- Simplified Chinese: 中国人民解放军宣言
- Traditional Chinese: 中國人民解放軍宣言
- Hanyu Pinyin: Zhōngguó Rénmín Jiěfàngjūn Xuānyán

Standard Mandarin
- Hanyu Pinyin: Zhōngguó Rénmín Jiěfàngjūn Xuānyán

Alternative name
- Simplified Chinese: 双十宣言
- Traditional Chinese: 雙十宣言
- Hanyu Pinyin: Shuāngshí Xuānyán

Standard Mandarin
- Hanyu Pinyin: Shuāngshí Xuānyán

= Manifesto of the Chinese People's Liberation Army =

1947 Chinese Communist Party document

The Manifesto of the Chinese People's Liberation Army, also known as the October 10th Manifesto, is a political declaration published by the Chinese Communist Party (CCP) in the People's Daily in the Shanxi-Hebei-Shandong-Henan revolutionary base area on October 10, 1947. It declared the establishment of the People's Liberation Army (PLA).
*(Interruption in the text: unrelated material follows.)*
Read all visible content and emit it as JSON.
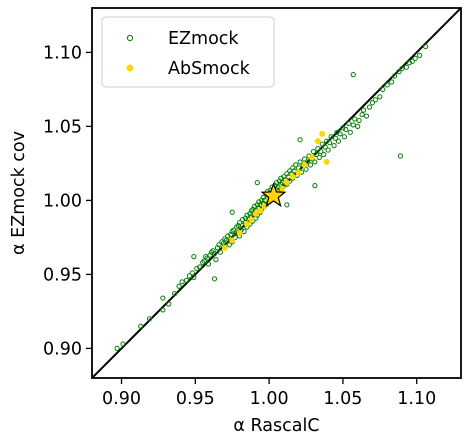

It was drafted by CCP Chairman Mao Zedong, signed by Commander-in-Chief Zhu De and Deputy Commander-in-Chief Peng Dehuai, and later included in the Selected Works of Mao Zedong.

== Content ==
The declaration analyzed the domestic political situation, put forward the slogan "overthrow Chiang Kai-shek and liberate all of China", and announced the eight basic policies of the PLA. Also published on the same day in the People's Daily of the Shanxi-Hebei-Shandong-Henan revolutionary base area were the "Slogans of the Chinese People's Liberation Army" (a total of 67 items) and the "Instructions of the Headquarters of the Chinese People's Liberation Army on the Re-issuance of the Three Major Disciplines and Eight Points for Attention".